PATIENT KNOWLEDGE EVALUATION
Chen et al. (23) did not find a correlation between results on a post-training test and peritonitis rates, but demonstrated a correlation with years of formal education, suggesting that previous education prepared the patients to answer written questions but not necessarily to perform the needed manual skills. Kazancioglu (30) found a correlation between outcome and home-visit skills evaluation and environment.
We decided to use two evaluation tools suggested by Russo and colleagues (24): a cognitive evaluation of the patients’ understanding and a practical evaluation of the patients’ skills. We used those tools during training, with the immediate reinforcement of additional training sessions as necessary. The OSA evaluates only practical skills (bag exchange and troubleshooting behavior), a method that was inspired by the Objective Structured Clinical Assessment proposed by Harden et al. (25).
Our finding that participants who obtained an acceptable score on their first OSA had had a lower peritonitis rate in the preceding year than did participants whose first OSA score was unacceptable (p < 0.05) validates the OSA as a measure. The method has the advantage that skills are assessed using a predefined marking system in a “checklist” (31), helping the observer to pay attention to every single detail. However, final validation of the OSA requires further study in a different population.
In an international survey on training, Bernardini et al. (11) did not find any correlation between length of training and outcome. On the basis of our results, we believe that length of training depends mostly on individual patient characteristics. Training must be personalized, and results must be seen in the unique biopsychosocial circumstances of each participant.

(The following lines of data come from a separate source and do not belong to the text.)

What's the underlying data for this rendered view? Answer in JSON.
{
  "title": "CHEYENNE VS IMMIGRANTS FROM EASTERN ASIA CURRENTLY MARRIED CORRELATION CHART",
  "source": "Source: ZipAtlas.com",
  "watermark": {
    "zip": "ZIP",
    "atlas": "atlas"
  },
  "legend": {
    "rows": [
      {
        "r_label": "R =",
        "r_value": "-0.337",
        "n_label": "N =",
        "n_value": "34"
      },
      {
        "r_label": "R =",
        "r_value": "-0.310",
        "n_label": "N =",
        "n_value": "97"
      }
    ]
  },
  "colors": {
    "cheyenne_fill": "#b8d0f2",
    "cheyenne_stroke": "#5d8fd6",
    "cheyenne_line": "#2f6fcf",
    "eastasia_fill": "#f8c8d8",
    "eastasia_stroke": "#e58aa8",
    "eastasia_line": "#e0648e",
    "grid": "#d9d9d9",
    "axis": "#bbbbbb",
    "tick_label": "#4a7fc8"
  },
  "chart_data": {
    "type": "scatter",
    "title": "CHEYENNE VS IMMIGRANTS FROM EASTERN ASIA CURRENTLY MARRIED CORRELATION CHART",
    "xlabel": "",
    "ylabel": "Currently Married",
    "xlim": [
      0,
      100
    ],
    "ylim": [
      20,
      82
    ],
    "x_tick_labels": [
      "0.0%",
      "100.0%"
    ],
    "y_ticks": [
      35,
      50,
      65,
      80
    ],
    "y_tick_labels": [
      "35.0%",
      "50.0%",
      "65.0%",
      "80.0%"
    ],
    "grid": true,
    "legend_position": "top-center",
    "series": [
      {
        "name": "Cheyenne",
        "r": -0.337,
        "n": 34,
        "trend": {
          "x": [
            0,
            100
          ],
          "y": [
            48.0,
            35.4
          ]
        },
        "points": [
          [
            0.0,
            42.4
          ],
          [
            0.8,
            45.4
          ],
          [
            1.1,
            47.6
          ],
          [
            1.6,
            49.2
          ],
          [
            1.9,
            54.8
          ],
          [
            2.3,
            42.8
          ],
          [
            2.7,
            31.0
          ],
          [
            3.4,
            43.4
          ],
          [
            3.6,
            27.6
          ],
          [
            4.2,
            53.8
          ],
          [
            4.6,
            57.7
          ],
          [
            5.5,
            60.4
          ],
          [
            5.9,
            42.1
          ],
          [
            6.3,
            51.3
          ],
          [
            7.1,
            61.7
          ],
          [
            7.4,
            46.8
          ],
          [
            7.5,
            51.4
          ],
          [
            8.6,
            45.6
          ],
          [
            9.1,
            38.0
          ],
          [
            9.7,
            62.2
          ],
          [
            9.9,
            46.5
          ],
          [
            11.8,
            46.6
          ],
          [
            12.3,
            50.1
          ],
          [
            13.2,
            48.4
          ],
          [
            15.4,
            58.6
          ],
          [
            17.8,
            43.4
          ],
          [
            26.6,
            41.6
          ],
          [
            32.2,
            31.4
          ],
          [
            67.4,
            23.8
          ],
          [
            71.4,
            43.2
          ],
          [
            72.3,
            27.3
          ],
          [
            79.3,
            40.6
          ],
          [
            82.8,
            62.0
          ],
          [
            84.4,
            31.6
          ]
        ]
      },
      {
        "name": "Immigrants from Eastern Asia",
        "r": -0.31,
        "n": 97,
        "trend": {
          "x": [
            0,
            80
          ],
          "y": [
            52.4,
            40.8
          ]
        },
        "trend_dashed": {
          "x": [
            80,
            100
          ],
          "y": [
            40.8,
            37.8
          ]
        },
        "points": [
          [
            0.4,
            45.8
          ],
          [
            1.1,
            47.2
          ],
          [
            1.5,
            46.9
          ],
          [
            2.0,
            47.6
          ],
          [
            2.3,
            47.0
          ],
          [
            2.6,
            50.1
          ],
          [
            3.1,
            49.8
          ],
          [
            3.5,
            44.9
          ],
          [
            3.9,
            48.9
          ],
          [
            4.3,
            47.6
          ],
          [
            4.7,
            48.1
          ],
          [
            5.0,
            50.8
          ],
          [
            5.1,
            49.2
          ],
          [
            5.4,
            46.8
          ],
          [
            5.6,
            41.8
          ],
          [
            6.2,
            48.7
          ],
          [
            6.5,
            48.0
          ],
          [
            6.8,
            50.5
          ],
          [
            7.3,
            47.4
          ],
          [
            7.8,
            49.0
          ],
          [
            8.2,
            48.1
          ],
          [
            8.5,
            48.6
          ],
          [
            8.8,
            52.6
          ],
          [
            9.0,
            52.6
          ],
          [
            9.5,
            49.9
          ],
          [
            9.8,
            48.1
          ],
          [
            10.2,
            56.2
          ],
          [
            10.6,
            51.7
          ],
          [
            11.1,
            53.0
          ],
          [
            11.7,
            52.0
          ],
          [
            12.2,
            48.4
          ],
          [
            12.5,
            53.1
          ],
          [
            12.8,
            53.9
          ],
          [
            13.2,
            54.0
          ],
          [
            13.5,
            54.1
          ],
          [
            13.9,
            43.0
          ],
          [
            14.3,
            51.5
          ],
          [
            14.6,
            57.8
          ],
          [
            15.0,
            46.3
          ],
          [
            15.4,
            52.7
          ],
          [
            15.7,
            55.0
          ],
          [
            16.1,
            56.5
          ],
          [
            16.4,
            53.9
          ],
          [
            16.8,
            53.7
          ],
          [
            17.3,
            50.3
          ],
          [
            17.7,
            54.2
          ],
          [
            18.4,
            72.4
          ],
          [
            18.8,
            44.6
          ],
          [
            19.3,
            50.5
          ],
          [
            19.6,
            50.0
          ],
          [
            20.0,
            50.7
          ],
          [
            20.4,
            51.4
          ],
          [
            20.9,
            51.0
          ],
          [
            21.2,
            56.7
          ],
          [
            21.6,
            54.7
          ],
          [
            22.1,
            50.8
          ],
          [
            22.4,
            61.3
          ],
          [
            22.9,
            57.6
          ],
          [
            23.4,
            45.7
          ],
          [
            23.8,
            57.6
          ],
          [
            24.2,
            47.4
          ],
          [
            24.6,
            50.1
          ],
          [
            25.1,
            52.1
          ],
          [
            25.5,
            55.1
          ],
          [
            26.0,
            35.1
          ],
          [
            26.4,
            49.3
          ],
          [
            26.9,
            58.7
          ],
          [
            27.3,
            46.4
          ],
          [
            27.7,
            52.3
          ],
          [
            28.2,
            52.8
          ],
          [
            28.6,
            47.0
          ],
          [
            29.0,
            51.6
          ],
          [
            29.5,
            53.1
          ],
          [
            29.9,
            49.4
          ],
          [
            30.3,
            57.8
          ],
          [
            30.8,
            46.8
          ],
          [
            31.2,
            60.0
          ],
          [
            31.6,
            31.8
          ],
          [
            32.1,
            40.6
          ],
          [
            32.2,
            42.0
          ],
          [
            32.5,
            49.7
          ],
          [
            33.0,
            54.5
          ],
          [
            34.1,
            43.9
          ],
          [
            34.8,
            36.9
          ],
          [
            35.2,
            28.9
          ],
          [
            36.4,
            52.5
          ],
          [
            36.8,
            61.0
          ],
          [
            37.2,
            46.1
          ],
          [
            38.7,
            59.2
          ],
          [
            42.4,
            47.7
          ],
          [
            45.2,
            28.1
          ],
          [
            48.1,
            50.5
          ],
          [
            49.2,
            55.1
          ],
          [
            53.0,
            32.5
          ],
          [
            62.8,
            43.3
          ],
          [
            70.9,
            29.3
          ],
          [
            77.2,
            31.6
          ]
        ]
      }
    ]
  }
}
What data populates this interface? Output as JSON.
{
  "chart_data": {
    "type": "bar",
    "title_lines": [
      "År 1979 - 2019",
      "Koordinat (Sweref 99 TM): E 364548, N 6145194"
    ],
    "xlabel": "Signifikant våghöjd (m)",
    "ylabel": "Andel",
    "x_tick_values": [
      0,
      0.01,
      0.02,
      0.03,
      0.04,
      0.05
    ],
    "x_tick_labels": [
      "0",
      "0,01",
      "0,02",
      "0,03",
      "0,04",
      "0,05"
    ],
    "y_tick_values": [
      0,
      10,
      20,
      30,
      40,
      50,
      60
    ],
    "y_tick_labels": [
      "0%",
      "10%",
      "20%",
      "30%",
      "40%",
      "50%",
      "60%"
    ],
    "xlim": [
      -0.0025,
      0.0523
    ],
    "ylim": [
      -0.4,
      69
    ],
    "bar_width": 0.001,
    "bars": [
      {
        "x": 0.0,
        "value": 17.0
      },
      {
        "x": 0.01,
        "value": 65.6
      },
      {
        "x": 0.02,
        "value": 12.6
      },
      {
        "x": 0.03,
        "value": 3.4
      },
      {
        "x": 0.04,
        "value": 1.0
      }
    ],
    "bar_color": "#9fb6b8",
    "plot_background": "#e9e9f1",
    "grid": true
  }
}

PD THERAPEUTIC EDUCATION: IMPACT ON OUTCOMES
Our PDEP is based on cognitive philosophy and psychological theories of learning that focus on patient empowerment and autonomy motivation to improve communication and facilitate behavioral change (16,22). Peritonitis rates have been used in the quality evaluation of PD programs (32-34). In Uruguay, a national registry of PD infections (active since 2004) demonstrated that the main causative micro-organism is methicillin-resistant CNS; the national overall peritonitis rate is 0.5 episodes/patient-year (35). In the present study, the overall peritonitis rate showed significant improvement in the 2 years after the PDEP began compared with the 2 years before, declining to 0.28 episodes/patient-year from 0.55 episodes/patient-year. A constant decline in the overall and CNS peritonitis rates was observed between 2008 and 2010 (Figure 1).
We consider that our results represent a positive evaluation of the new PDEP. We hope that this education program, which can be summarized as “training until a perfect OSA test is achieved by a highly motivated person,” can be easily reproduced by other PD teams. As long as the educational approach described here is introduced, with motivational interviewing and the OSA test, our results should be replicable in other facilities.
CONCLUSIONS
The OSA is a reliable tool to assess technical skills (PD bag exchange and troubleshooting), and our new PDEP significantly lowered peritonitis rates, especially those attributed to CNS infection.
DISCLOSURES
The authors have no financial conflicts of interest to declare.